Dermoscopy is supportive rather than mandatory. A yellow-orange or yellow-brown background, white scar-like areas and linear branching vessels support NL, but biopsy remains the answer when the lesion is atypical, nodular, rapidly changing, ulcerated in an unusual way, or not responding as expected.[4]
Management — Resuscitation

NL is usually an outpatient chronic dermatosis, so there is no routine resuscitation bundle. The time-critical management scenario is an ulcerated, infected, ischaemic or malignant-looking plaque. In that situation, treat it as a lower-limb ulcer with dermatology-specific differentials rather than as a cosmetic rash.[6]
Urgent ulcerated NL bundle
Check systemic illness
Fever, spreading cellulitis, tachycardia, hypotension, confusion or severe pain needs same-day medical assessment and sepsis-aware care.
Protect the wound
Clean with saline, use a non-adherent dressing, avoid adhesive trauma on atrophic skin, provide analgesia and offload repeated knocks.
Assess perfusion and oedema
Pulses, capillary refill, neuropathy, venous oedema and ankle-brachial index when compression is planned.
Identify infection correctly
Swab only when there is spreading erythema, warmth, purulence, malodour, increased pain or systemic features; colonisation alone does not need antibiotics.
Biopsy danger signs
Raised, rolled, bleeding, hyperkeratotic or non-healing ulcer edge needs biopsy to exclude squamous cell carcinoma.
Pain must be taken seriously. NL ulcers can be painful because the thin plaque exposes nerves and because venous oedema, infection or ischaemia may coexist. Escalating pain, necrosis, black eschar, disproportionate tenderness or systemic toxicity should trigger reconsideration of vasculitis, infection, pyoderma gangrenosum, arterial disease or malignancy rather than simply "bad NL".[6]

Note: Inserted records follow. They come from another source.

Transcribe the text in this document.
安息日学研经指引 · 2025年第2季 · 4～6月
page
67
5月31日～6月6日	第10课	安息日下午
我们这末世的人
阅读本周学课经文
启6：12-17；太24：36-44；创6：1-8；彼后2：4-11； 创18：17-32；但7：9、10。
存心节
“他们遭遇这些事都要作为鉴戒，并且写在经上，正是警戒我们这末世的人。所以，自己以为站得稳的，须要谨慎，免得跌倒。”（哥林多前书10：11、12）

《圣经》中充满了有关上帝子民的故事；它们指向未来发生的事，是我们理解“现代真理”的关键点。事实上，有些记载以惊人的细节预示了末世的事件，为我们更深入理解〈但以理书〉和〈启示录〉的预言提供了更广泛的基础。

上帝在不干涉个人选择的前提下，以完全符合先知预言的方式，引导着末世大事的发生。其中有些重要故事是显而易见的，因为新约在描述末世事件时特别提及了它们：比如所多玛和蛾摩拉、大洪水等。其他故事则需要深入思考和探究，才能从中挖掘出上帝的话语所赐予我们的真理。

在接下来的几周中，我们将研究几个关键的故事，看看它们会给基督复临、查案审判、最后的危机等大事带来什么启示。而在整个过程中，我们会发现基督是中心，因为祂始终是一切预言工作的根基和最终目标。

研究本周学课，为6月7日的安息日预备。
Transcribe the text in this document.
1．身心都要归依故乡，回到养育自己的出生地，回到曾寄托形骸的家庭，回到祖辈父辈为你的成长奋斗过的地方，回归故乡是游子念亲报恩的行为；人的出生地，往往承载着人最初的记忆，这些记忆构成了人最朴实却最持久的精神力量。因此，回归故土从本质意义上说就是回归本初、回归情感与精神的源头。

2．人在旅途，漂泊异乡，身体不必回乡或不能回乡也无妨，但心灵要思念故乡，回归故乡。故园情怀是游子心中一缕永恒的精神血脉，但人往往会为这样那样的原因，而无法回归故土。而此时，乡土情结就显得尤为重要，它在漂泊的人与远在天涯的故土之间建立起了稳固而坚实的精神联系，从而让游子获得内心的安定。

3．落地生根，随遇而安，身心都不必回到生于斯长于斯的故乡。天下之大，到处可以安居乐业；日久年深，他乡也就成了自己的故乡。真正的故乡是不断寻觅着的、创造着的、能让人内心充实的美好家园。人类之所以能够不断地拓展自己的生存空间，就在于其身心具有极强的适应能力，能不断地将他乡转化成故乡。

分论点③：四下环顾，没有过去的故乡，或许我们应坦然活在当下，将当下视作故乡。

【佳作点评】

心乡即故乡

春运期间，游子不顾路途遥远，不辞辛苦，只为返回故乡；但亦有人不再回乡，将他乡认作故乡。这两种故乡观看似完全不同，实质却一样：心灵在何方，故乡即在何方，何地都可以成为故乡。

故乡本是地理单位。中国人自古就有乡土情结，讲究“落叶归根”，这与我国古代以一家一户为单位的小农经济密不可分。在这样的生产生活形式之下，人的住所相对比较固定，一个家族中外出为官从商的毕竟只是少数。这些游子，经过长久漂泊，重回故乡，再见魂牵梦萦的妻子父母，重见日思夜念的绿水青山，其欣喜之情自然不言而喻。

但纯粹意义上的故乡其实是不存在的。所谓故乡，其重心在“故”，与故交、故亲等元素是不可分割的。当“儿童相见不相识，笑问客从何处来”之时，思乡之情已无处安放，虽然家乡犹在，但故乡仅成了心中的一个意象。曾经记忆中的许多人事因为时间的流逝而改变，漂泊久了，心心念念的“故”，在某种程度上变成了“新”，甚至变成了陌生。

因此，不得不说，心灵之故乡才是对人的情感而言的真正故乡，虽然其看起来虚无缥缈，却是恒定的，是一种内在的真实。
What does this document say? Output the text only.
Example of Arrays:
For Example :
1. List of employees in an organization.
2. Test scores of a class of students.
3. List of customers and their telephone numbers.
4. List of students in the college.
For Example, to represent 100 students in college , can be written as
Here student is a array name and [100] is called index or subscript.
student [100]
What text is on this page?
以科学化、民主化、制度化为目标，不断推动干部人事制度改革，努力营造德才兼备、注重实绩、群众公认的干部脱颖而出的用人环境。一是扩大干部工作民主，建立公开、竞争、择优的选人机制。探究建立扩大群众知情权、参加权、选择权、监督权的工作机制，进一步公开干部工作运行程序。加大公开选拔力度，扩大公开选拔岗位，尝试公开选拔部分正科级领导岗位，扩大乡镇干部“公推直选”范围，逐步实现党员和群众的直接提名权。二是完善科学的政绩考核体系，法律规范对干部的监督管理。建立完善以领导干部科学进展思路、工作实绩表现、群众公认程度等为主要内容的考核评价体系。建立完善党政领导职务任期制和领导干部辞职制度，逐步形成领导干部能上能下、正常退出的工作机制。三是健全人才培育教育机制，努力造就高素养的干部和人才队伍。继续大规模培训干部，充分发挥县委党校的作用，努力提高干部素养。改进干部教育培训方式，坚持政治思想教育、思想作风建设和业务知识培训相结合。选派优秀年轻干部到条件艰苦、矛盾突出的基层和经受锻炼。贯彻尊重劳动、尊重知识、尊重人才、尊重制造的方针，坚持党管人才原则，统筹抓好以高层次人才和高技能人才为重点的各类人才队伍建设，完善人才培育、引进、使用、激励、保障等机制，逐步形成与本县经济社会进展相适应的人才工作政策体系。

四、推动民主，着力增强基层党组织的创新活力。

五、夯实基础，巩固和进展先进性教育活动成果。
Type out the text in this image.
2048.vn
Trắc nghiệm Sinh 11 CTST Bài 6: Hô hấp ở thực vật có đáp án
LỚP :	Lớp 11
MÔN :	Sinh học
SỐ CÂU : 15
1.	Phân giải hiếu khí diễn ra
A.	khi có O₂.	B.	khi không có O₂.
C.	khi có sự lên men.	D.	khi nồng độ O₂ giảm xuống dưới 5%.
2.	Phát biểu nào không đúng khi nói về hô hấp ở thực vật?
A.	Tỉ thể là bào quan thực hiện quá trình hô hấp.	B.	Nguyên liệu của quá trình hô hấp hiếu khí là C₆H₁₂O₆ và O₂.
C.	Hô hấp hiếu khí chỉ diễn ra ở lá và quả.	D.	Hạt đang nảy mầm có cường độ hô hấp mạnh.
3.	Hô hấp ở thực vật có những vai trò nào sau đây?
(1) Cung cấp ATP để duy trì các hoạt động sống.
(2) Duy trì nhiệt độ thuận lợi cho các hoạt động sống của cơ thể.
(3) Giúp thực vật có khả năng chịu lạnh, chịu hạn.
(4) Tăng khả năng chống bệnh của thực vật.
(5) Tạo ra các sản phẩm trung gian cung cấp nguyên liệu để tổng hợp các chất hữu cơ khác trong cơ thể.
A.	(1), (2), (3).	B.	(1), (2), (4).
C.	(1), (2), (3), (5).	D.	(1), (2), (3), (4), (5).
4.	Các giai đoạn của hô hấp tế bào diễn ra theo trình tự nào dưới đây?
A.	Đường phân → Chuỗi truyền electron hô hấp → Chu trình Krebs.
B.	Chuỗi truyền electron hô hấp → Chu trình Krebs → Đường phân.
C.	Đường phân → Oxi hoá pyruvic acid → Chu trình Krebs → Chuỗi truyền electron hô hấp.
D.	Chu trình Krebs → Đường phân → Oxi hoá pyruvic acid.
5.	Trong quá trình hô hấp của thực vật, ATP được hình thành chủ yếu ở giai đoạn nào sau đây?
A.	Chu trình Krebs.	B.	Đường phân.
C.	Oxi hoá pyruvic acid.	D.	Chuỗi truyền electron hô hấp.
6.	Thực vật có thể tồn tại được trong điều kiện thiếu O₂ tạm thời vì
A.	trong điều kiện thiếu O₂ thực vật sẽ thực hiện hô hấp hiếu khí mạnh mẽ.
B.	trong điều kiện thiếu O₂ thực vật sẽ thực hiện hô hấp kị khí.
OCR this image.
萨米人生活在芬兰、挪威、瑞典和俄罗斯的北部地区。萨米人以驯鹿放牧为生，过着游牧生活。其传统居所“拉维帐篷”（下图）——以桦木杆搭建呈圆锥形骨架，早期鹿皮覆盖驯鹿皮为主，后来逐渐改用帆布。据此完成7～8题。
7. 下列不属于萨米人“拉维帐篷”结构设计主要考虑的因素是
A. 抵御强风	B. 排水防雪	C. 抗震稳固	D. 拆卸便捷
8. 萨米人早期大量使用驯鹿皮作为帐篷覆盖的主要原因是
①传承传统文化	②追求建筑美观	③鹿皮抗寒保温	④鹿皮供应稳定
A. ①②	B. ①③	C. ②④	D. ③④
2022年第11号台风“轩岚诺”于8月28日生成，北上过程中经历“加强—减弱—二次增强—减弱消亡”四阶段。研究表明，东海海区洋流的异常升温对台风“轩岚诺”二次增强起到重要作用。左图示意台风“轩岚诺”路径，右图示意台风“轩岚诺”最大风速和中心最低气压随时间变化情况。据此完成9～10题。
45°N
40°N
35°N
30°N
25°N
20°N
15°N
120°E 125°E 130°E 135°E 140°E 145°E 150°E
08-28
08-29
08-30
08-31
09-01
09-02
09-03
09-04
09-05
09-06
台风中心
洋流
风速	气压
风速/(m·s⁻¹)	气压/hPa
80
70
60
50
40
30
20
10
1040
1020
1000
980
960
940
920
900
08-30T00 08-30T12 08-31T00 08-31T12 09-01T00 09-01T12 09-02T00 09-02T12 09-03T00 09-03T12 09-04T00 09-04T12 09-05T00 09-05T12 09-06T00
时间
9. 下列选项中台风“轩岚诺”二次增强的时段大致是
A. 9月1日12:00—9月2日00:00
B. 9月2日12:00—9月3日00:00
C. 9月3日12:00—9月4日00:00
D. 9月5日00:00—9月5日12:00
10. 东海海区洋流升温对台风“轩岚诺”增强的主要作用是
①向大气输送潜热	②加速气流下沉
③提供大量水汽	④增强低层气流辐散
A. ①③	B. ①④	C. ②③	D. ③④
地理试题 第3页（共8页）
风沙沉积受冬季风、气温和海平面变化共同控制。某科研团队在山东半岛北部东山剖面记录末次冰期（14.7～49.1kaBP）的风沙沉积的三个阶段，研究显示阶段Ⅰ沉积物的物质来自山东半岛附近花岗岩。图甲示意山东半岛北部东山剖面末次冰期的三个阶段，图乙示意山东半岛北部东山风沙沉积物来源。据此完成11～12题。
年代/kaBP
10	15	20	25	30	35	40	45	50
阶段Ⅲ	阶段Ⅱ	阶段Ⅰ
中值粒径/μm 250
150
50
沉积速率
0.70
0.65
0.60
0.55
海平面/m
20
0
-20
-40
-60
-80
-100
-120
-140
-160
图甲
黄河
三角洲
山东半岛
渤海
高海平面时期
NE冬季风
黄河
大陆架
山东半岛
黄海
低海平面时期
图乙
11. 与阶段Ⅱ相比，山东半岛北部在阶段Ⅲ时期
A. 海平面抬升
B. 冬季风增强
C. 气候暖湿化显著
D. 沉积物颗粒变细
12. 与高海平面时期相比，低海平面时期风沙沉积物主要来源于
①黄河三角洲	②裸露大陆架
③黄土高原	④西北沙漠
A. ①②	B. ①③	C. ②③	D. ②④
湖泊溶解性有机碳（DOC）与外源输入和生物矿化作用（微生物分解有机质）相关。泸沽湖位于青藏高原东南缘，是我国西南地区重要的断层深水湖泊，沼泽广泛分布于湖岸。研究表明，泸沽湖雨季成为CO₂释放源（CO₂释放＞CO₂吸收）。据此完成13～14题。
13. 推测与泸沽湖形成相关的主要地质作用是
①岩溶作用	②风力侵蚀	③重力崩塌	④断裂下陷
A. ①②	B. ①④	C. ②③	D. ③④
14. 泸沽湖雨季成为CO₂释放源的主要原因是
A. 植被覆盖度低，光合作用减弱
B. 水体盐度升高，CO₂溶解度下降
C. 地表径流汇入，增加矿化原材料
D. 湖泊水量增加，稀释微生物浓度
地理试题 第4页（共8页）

Management — Definitive & Stepwise
Treatment is difficult because mature NL contains irreversible dermal atrophy as well as active inflammation. The realistic goal is to stop progression, reduce inflammation at the border, prevent ulceration, heal ulcers and improve symptoms, not to promise complete cosmetic normalisation. Management should be layered: education and risk reduction for every patient, topical or intralesional therapy for active lesions, steroid-sparing options when atrophy or chronicity limits steroids, phototherapy or systemic therapy for extensive disease, and wound-care escalation for ulcers.[3]
Stepwise management ladder
Foundation for every patient
Explain chronicity; stop smoking; protect shins from trauma; avoid shaving cuts and adhesive stripping; optimise diabetes, lipids, blood pressure and thyroid disease; photograph and measure the plaque.
Active non-ulcerated border
Potent topical corticosteroid to the raised rim for a short course, or intralesional triamcinolone into the active rim when local expertise is available.
Steroid-sparing local therapy
Tacrolimus ointment can be used on thin atrophic plaques where further steroid atrophy is a concern, especially for maintenance or sensitive sites.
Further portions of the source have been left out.